The story is that a slasher terrorised Texarkana in the 1940’s and a movie was made about it, the original The Town That Dreaded Sundown. Every year the town show this movie, but this year while they are showing it at the drive-in the sack headed killer begins killing again claiming it is ‘for Mary’ and to ‘make them remember’. The killings continue and our plucky young heroine who escaped the first killing is determined to find out who did it. Stylistically the film has enough going on to make it interesting, it has a 70’s aesthetic even though it’s set in present day, there is a heavy use of colour gels, with whole scenes just being one colour (mainly red) and the use of a 360 degree shot more than once.
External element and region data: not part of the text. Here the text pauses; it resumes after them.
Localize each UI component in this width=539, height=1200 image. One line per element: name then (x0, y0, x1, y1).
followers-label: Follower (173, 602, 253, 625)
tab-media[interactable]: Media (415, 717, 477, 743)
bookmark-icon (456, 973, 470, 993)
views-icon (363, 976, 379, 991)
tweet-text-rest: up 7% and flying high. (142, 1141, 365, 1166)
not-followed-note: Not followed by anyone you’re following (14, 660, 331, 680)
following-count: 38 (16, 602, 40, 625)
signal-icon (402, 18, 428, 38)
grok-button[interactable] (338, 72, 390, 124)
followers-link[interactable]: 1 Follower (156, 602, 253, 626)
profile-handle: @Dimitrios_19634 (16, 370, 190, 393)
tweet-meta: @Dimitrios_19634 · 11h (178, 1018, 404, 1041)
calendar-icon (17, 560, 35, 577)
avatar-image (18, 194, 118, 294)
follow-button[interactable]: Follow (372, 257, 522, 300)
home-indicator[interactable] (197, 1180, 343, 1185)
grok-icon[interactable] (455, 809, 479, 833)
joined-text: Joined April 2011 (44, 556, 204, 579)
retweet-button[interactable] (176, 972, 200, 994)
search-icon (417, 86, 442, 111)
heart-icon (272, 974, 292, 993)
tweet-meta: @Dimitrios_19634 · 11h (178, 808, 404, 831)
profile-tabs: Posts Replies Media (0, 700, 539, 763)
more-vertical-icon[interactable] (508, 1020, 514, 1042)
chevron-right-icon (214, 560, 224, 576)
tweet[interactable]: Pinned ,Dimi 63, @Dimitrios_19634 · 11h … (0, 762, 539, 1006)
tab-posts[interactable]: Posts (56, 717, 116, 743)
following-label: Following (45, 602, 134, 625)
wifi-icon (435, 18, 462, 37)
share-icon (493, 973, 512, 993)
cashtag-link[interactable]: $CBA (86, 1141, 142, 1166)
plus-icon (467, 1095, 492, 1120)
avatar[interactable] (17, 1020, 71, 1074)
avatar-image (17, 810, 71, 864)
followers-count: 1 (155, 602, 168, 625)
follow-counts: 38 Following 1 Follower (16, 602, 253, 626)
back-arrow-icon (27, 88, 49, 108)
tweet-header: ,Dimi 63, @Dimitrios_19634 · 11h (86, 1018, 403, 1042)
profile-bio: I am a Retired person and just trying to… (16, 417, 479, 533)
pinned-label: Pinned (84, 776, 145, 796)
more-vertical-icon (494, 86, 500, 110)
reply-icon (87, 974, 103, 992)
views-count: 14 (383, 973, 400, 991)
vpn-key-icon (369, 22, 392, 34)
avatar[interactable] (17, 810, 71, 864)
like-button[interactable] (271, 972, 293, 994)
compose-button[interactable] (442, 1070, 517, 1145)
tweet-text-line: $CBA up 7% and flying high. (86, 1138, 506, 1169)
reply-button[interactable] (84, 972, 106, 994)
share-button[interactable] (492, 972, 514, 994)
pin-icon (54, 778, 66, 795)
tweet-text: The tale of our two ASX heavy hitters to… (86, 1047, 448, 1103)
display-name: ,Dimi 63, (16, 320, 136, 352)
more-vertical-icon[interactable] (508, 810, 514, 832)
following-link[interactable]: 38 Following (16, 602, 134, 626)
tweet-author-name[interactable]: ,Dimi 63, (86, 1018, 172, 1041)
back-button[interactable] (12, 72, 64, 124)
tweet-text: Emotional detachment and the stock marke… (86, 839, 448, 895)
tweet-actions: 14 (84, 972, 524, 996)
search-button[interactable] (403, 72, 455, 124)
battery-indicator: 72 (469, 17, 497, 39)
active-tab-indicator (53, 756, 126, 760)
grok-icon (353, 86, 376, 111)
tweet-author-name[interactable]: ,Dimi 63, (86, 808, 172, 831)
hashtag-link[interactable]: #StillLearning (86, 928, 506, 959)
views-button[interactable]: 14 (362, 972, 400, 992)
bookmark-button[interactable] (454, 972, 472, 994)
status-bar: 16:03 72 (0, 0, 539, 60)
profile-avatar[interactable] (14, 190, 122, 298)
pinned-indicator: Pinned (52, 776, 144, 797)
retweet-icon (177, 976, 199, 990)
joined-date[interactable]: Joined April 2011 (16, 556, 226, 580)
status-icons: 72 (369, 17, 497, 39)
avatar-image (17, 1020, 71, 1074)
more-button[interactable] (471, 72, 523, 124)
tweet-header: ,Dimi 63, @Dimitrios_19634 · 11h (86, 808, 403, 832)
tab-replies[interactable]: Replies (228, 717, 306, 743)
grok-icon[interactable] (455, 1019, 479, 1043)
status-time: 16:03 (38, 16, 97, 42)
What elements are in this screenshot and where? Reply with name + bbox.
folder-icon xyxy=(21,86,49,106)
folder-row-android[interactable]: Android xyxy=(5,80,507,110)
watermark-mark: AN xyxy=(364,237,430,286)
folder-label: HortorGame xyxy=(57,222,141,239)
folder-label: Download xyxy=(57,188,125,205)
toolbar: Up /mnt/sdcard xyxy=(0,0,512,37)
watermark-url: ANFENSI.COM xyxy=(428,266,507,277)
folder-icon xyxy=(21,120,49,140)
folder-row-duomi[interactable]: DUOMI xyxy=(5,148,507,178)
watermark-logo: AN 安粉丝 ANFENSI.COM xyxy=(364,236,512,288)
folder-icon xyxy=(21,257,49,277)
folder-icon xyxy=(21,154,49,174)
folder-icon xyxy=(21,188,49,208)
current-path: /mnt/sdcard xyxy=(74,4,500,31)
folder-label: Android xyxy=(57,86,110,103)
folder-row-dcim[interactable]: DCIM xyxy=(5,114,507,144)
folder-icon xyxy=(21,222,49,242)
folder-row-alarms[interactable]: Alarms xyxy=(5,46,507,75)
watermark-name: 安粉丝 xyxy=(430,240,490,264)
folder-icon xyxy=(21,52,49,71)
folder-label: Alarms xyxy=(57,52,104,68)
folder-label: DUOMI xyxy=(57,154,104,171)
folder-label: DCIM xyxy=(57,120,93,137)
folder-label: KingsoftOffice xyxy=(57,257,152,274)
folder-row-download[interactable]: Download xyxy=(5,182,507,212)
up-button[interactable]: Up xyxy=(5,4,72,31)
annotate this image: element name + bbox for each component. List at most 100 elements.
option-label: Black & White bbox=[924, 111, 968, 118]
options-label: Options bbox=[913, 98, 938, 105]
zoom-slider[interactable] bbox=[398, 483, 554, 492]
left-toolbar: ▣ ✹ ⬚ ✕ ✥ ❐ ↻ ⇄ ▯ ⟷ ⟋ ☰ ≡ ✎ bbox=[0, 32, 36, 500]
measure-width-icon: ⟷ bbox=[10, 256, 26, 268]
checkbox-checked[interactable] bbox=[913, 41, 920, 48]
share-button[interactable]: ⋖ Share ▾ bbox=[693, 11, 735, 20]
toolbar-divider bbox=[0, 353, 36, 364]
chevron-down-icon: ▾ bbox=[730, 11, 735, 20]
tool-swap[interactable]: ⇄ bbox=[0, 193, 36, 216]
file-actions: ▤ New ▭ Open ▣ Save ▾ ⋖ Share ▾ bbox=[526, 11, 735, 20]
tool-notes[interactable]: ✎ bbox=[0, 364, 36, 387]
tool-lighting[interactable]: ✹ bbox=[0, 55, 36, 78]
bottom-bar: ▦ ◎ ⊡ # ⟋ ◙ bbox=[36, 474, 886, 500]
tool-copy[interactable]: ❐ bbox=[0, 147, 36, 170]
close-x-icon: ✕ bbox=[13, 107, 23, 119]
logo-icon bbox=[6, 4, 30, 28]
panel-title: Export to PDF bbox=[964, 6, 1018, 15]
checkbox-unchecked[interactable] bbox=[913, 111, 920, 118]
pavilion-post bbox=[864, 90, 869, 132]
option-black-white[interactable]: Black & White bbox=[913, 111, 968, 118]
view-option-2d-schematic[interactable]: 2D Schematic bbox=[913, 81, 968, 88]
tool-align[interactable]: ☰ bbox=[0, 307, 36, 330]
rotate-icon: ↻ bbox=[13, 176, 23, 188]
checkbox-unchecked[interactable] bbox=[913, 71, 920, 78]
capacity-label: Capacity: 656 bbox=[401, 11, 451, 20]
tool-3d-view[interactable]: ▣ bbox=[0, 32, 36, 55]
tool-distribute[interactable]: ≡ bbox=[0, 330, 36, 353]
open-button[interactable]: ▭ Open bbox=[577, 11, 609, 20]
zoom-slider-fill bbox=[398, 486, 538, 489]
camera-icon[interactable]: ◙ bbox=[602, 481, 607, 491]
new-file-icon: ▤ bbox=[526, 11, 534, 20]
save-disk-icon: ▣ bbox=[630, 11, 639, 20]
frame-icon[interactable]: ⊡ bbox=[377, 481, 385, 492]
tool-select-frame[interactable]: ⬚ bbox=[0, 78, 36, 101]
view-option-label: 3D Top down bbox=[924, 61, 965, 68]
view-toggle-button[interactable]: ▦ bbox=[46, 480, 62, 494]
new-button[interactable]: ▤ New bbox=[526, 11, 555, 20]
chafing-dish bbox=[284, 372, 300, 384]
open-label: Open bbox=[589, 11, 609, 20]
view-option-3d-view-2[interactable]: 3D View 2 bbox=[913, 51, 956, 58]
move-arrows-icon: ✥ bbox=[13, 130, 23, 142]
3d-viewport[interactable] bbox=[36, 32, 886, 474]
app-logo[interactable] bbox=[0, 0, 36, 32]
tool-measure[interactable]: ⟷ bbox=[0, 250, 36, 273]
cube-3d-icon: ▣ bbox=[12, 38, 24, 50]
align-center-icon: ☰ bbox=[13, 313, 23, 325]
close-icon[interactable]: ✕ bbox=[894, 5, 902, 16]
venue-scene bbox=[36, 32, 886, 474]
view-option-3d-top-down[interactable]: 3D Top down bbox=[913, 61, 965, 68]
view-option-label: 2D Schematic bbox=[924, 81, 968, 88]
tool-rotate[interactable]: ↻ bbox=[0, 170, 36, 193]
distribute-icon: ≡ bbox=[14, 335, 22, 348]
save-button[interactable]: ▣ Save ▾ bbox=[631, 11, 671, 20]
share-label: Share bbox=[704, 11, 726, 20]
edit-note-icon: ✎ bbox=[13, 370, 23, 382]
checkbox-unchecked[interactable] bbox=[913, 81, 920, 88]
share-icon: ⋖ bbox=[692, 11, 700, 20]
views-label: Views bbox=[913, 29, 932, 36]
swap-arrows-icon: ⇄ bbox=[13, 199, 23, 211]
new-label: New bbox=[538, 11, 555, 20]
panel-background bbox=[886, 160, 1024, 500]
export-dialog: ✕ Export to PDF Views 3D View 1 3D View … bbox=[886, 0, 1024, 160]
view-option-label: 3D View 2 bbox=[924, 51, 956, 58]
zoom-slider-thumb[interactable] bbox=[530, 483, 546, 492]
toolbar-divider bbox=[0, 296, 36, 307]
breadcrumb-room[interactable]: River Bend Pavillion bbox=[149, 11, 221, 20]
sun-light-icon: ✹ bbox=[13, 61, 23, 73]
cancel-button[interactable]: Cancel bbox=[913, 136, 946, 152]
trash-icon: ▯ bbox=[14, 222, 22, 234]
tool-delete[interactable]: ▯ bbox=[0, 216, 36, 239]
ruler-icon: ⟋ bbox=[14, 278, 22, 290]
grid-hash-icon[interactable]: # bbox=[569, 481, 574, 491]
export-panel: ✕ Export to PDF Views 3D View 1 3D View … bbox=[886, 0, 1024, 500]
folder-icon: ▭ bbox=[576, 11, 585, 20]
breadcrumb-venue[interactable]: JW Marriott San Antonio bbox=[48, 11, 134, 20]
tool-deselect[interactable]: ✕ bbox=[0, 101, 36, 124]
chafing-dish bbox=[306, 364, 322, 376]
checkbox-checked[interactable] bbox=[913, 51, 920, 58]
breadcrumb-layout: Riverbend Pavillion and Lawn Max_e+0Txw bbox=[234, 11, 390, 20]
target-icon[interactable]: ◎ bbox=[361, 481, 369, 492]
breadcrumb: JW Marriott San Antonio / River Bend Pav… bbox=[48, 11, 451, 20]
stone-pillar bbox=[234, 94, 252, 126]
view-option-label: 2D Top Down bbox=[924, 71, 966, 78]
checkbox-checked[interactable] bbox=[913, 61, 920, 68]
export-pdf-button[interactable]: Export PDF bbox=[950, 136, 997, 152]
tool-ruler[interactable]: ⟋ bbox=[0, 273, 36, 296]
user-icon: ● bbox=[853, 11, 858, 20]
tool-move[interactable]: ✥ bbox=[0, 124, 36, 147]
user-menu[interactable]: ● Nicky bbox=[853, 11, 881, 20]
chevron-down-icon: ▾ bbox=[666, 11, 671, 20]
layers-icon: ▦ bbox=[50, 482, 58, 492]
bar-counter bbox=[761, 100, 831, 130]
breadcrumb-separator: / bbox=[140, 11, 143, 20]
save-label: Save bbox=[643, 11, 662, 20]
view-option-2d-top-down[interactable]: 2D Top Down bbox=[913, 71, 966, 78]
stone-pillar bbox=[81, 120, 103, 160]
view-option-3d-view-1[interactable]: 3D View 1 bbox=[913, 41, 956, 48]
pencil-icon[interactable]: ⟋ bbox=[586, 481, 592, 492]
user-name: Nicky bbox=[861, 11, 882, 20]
To me however the characters weren’t very multi-dimensional and I felt the script ultimately let it down. For a meta-sequel, as it’s billed, there wasn’t much clever use of the premise outside of re-treading territory that has already been covered (and much better) in Scream or any one of its sequels. It all felt a little flat and ultimately left me running out of steam before the third act and a conclusion that found me apathetic and checking my watch more often than is healthy, with a film that only has an hour and 22 minutes running time that’s not a good thing.
In conclusion there are some interesting ideas and the meta-sequel concept does start promisingly, but that’s as far it gets as the ideas fizzle out and we’re left at the end wanting something that is a little bit more than the sum of its parts.